The Bliss Blog

How to Cope if Your Long Term Relationship Breaks Up

in Relationships
The Author
Vance Larson
This verified expert offers personal coaching services
Posted on Jun 28

You’ve been together forever. You can’t image your life with without them. You’ve explored the world, and made a family. Been though the good and bad times. There have been anniversaries, birthdays, job promotions and have lived together. Your one and only is your anchor. But now they’re gone. They have left you for another. It’s anchors away.

I have long spoken about anchors. In a nutshell, an anchor is something that we are tied to that keeps us from going off course. We don’t drift, because are connected to a foundation. Sure, there might be some small drifting, however that line that keeps you connected, ensures you will not go far. One night, the waves were a little choppy and you went to bed anyway. Out of the blue the storm rages, and you suddenly realize that the line has snapped and you’re without an anchor. You are a drift in uncharted waters. You have no foundation that you’re tied to. Now what?

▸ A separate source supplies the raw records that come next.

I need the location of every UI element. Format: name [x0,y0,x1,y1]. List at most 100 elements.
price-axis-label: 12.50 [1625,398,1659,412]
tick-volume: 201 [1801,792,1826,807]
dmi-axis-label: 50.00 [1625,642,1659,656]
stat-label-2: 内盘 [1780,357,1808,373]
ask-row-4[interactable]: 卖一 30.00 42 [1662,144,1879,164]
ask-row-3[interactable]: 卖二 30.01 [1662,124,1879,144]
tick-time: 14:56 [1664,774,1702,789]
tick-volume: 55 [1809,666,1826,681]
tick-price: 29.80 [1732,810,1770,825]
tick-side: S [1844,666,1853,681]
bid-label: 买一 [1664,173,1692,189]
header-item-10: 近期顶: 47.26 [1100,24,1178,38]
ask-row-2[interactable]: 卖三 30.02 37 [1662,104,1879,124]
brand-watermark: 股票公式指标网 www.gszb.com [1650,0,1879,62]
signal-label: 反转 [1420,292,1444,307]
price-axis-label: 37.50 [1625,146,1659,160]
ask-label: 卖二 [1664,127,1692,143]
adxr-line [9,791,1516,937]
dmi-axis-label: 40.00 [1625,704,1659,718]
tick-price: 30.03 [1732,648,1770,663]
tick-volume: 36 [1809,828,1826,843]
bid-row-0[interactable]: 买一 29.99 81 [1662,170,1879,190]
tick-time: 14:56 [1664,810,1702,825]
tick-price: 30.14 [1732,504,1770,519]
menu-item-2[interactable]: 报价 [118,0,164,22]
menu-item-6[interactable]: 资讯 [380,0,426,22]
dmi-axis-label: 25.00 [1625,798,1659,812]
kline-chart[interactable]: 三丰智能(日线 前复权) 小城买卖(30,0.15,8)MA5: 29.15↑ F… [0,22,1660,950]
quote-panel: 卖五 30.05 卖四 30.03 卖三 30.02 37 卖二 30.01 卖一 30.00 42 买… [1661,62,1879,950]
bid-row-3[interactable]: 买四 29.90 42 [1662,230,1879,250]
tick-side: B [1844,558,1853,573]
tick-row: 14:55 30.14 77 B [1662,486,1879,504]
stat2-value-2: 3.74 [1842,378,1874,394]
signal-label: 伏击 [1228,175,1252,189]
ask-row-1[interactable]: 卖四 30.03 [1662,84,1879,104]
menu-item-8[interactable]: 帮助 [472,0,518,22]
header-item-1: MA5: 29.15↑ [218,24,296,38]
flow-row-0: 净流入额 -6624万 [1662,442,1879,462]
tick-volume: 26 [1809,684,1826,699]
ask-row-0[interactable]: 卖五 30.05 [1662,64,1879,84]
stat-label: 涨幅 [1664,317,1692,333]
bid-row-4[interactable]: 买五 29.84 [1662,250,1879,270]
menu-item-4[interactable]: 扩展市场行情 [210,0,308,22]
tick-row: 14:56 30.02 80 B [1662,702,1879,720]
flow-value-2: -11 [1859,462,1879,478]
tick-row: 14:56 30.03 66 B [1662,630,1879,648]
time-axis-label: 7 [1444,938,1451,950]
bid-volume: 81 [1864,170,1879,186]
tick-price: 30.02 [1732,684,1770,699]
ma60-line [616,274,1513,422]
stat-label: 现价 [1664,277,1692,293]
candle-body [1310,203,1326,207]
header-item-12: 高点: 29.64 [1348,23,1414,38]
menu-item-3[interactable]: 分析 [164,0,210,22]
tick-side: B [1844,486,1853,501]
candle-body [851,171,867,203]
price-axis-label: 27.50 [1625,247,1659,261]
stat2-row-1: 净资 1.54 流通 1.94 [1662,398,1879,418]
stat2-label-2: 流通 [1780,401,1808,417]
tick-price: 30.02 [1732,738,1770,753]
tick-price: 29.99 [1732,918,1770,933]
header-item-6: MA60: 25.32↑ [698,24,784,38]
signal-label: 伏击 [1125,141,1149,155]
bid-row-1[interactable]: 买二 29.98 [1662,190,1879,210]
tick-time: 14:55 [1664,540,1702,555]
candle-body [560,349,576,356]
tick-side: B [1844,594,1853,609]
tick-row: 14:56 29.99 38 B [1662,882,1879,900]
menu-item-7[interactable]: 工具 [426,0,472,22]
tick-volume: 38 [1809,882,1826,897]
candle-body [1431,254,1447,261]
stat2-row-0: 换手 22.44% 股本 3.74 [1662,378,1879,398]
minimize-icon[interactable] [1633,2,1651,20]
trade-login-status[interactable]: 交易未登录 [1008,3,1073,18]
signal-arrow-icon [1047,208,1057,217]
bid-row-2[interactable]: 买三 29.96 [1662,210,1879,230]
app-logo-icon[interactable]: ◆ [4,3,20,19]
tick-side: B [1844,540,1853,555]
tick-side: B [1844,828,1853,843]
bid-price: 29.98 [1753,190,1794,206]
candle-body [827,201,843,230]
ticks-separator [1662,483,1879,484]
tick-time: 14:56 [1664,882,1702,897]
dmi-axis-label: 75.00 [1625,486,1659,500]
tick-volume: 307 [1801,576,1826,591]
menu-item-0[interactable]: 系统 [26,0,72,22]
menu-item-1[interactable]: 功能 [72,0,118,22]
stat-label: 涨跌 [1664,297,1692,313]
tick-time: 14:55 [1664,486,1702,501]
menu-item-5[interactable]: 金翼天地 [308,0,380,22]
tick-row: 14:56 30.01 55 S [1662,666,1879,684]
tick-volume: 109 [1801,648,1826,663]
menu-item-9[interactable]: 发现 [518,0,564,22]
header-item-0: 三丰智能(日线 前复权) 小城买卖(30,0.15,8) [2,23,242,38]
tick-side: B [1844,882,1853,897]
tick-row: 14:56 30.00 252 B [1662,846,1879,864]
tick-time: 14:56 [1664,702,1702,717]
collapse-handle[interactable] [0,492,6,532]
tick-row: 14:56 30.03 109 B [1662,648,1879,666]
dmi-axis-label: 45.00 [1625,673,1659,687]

I have seen good people turn bad. Hopeful people turn hopeless. And the strongest crumble when their significant other leaves them. I’m not talking about dating for 2 years and then they’re gone. I am talking about having spent a good part of your life together and then all that you’ve ever know, is gone. The captain has lost their first mate.

This morning I had this conversation with my wife. Like I often do, I ask her these hypothetical questions before I write or lecture. While I often lean on my experiences as being both a coach and counselor for 3 decades, I like to get her opinion, because she never pulls any punches. I asked her what she would do and feel if I suddenly left. First she said she would check the finances, to see if she would have to uproot herself. Then she quickly said she would be hurt, then mad, and then move on. This was interesting to me, because I could literally see her working through it in her own mind and then she pulled back some additional layers of insight.

She went onto to say that she would probably move in with family for a little while. I then asked her about faith. She said at first, it would be family over faith that would get her through but then she realized who she was deep down inside. She said then she would move out on her own, because it truly would be faith over family. It wasn’t meant to be an exercise, but I am glad it played out that way. She found her anchor in a matter of a few minutes. (One of the many reasons I married her).

So what is my point? My point is what are your anchored to? None of us want to imagine being without our loved one. (Okay, maybe some of you do. Insert your own humor here). But these things can happen. Over the past 3 decades in my practice, I have seen more than a few of them. What I find interesting is that some people focus, while other people fold. Those couples that have been together the longest, seem to have multiple anchors and when such an event like losing their spouse happens, they are not adrift. They know who they are, and they still have some sort of foundation. Yes it hurts and yes, it is painful, however they recover. Due to their existing anchors, even through the water is choppy, they lose little ground. They know where they’re on the map and they begin the next chapter of their life, when they are ready to raise the anchor.

Having several anchors will serve you well

You know the old saying never put all your eggs into one basket? Well, we do, I think it’s only natural. It is unhealthy to only have one anchor (meaning your spouse). Whether it is family, faith, job, community or something else that you are passionate about, having several anchors will serve you well.

And if you think having more than one anchor is detrimental to your relationship? In my experience providing hospice work for example, there is a peace that belongs to the departed, knowing that their loved one will go on. I know it’s not the same thing as your spouse walking out on you but try and think of it in these terms. If your significant other has multiple anchors, in most cases it takes pressure off of your relationship. There is a beauty and strength to the couples that have figured this out.

In the case of my wife and I, I would be leveled if she suddenly left. After all we have been together forever. I have multiple anchors (my meditation, my counseling practice, and my desire to serve), I know I would be alright. There would definitely be a grieving process, however I know in my heart, that I would eventually pick up my anchors, and sail again.